If you’ve tried to increase fiber before and found yourself bloated/gassy at all, then it generally means you’ve just gotta start drinking more water as you increase the fiber you’re getting in.

And you’ll generally know when your fiber counts are great, because it’ll take under 2 minutes to poo, and there’ll be no straining required.

So the natural route and putting it all together:

If you had:

  • repeated use of antibiotics in your life,
  • birth control pill use,
  • constant cravings for sugar, alcohol or bread,
  • lots of food sensitivities you couldn’t quite place,
  • rectal itching or bladder infections,
  • frequent yeast infections,
  • a coated tongue all the time (white/yellow),
  • vaginal burning, itching or discomfort,
  • indigestion from eating sweets,
  • severe tobacco reactions (or perfumes or sometimes chemicals),

then I’d probably recommend doing a candida cleanse as a great step one. Note that this depends on your individual health history, current medications you’re taking, and a few other factors, so it’s always important to cross-check any info you find with your natural healthcare practitioner, and because they have taken the time to know YOU and your unique history, they’ll be able to let you know your best next steps.

You can get boxed kits (I’ve used CandiGone), and you try to eliminate as much/all sugar as you can when you do it. There’s a tincture (liquid herbs) and a pill, and you take ’em every day for 15 days (I’d do two boxes over 30 days if I had really bad everything from above), and they help to knock out any bad stuff hanging out in your gut (that lower the immune system, increase inflammation and can really cause badddddddd sugar cravings that you can’t seem to ever escape from).

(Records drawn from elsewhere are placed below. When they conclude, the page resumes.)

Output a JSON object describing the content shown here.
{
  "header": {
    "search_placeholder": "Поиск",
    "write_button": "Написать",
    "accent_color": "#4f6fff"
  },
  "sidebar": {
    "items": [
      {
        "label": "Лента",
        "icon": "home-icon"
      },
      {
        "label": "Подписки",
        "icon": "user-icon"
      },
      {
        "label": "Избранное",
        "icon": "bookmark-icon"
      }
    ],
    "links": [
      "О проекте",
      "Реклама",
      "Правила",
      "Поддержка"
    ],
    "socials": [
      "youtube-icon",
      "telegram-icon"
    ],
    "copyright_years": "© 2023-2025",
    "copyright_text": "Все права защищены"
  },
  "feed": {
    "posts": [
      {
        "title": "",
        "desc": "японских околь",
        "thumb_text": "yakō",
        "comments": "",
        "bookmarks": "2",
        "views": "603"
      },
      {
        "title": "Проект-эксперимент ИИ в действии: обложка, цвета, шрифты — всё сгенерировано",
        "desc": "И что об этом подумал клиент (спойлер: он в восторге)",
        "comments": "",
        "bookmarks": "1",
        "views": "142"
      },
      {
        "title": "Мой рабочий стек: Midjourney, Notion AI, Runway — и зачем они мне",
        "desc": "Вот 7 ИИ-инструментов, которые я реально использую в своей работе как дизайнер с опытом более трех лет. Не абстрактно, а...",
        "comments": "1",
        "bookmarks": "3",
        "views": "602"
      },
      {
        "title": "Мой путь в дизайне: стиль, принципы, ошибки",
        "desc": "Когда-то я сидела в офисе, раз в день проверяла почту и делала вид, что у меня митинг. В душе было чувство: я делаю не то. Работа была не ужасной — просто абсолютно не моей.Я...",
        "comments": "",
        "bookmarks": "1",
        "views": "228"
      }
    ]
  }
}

Then I’d throw in a WHOP-LOAD (very scientific 🙂 ) of good bacteria every day for a few months.

With some people, I’d skip right to the high-dose probiotic part, if the symptoms from above didn’t ring very true. One of my go-to’s price-wise and efficacy is NOW Foods 50 Billion, 10 strains of probiotics.

From the candida cleanse, you can generally expect a few headaches, generally feeling a little tired, and probably craving sugar pretty badly for the first 7-10 days.

If you were taking the probiotics you might expect to feel a little bloated/weird digestive-ly for 7-10 days (like things are shifting).

The candida cleanse contains a whole bunch of herbs that have been shown to kill different yeasts and bacteria in the gut. Then you re-load the gut with good bacteria so you don’t ever have to do the cleanse again (the good bacteria, once you’ve got lots of them, create a cool environment where the bad guys can’t thrive).

Quick Recap:

  • drink water as you increase your fiber
  • increase fiber to help hormones have an easy way out of you (fruits, veggies, beans, nuts, seeds)
  • increase foods from the brassica family to help your liver detoxify estrogens
  • add maca powder to your life to help balance your estrogen and progesterone
  • eat regularly
  • eat sweets with fiber, fat or protein when/if you have them
  • never eat sweets on an empty stomach
  • talk to your awesome Holistic Nutritionist about whether a candida cleanse and/or high dose probiotic would be right for you

Xo,

Nathalie

 

 

Sources:

A Smart Woman’s Guide to Hormones – By Lorna Vanderhaege
Advanced Nutri-Body Analysis – David Rowland, PhD

2 thoughts on “Natural Help for Acne

  1. Thank you for posting this. I’m sure my hormones are wonky though I don’t have acne. I’m intrigued by what you wrote,

    “Next up is sugar.
    Basically, researchers behind a big study on acne were ballsy enough to say that ‘acne is basically diabetes of the skin’.”

    I would love to read this study — could you post a link to it?

  2. Hey Diana,

    Thanks so much for your comment! I’m glad you found this helpful.

    You’d want to reach out to The Canadian Medical Association Journal, it was published in 1959. At this point, I can’t find it online as an open study, though I did search for you. I knew about it from my schooling.

    I hope that helps to point you in the right direction.